Un policía que estaba a menos de tres meses de retirarse murió luego de ser alcanzado por el disparo de una pistola que accionó un vecino de la ciudad de Córdoba momentos después de ser víctima de una entradera.
La muerte del suboficial principal Luis “el Bicho” Azábal (56) ocurrió en la noche del jueves en Neper y Avogadro, en Villa Belgrano, un barrio del noroeste de la capital cordobesa.
Según la reconstrucción de los hechos que hizo el diario La Voz del Interior a partir de fuentes policiales, el primer aviso de alerta se produjo alrededor de las 20.50 con el llamado al 911 de una mujer que relató que una amiga estaba siendo asaltada y que los delincuentes intentaban llevarse su celular.
A las 21 llegó el primer móvil policial al lugar, conducido por Azábal. Muy poco después arribó un segundo patrullero en apoyo. Del primero descendieron Azábal y un jefe de zona.
Azábal saltó una verja y, entre el patio de ingreso a la vivienda y la puerta de entrada, cayó herido de un balazo que ingresó por un pequeño espacio del cuello no cubierto por el chaleco antibalas y le perforó una arteria. Cuando llegó al sanatorio Allende tenía los pulmones llenos de sangre. Los intentos de reanimación se prolongaron durante casi una hora, pero resultaron infructuosos.
En el lugar fue detenido el dueño de casa y autor del disparo fatal, Paolo Zambelli. En un primer momento fue imputado por homicidio agravado por el uso de arma de fuego y tenencia ilegal, pero luego el fiscal Víctor Chiapero modificó la calificación a homicidio por exceso en legítima defensa, por lo que recuperó la libertad, según publicó La Voz.
“Según lo que pudo contarme, ellos estaban maniatados y cuando ve que comenzaron a manosear a su esposa se zafa de las ataduras, toma un arma y dispara, con la mala fortuna de que le pega al policía que finalmente ha fallecido”, dijo en un primer momento Mónica Pico, abogada de Zambelli. “Uno de los ladrones le había puesto un cuchillo en el cuello a la mujer y parece que amenazaba con violarla”, agregó.
Los delincuentes habrían logrado huir por los fondos de la casa apenas llegó el primer patrullero.

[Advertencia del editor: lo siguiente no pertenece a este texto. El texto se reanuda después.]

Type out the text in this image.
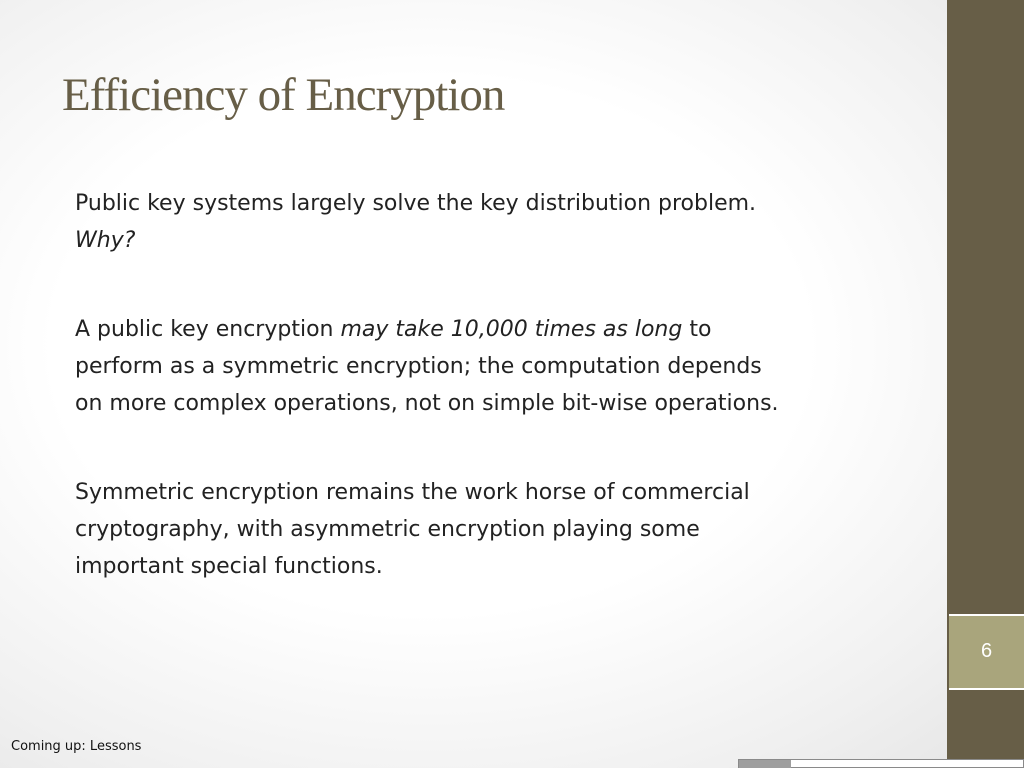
6
Efficiency of Encryption

Public key systems largely solve the key distribution problem.

Why?

A public key encryption may take 10,000 times as long to

perform as a symmetric encryption; the computation depends

on more complex operations, not on simple bit-wise operations.

Symmetric encryption remains the work horse of commercial

cryptography, with asymmetric encryption playing some

important special functions.

Coming up: Lessons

La Justicia secuestró tres armas de fuego de guerra. Una de ellas es la pistola Glock 9 milímetros que disparó Zambelli. En un primer momento la imputación incluyó la tenencia ilegal, pero luego el fiscal descartó esa calificación. Al parecer, algunas armas tenían permisos de usuario legítimo vencidos.
Para el ministro de Seguridad provincial, Juan Pablo Quinteros, el policía Azábal “hizo todo bien: llegó al lugar con rapidez, ingresó al advertir una posible situación de flagrancia y peligro para un ciudadano”.
El funcionario sostuvo que el hecho demuestra la necesidad de desarmar a la sociedad civil. “Es muy diferente practicar tiro deportivo que enfrentar una situación de estrés y tener la templanza y el criterio, no para saber disparar, sino para saber cuándo no hacerlo”, reflexionó.
La muerte de Azábal llevó a que el gobierno provincial decretara tres días de duelo. Tanto Quinteros como el gobernador Martín Llaryora publicaron mensajes de homenaje al policía “caído en ejercicio de su deber” en la red social X.
“Quiero expresar mis más sentidas condolencias a la familia, a amigos y a compañeros del suboficial principal Luis Alejandro Azábal, integrante de la Policía de Córdoba, quien perdió la vida en cumplimiento del deber mientras trabajaba por la seguridad de los cordobeses”, publicó Quinteros.
Por ahora no hay novedades en la investigación sobre los dos ladrones que lograron huir de la escena. Los investigadores analizan las cámaras de seguridad de la zona para reconstruir las posibles rutas de escape.
Versado en artes marciales y presidente ad honorem del centenario Club Atlético y Social Río Ceballos, Azábal también era profesor de defensa personal en las escuelas de policía, donde lo recordaron como “un gran líder y muy querido por sus compañeros. Todo un ejemplo a seguir”.
Era oriundo de Río Ceballos. Tenía esposa y dos hijas adolescentes y le restaban tres meses para jubilarse, según precisó el ministro de Seguridad.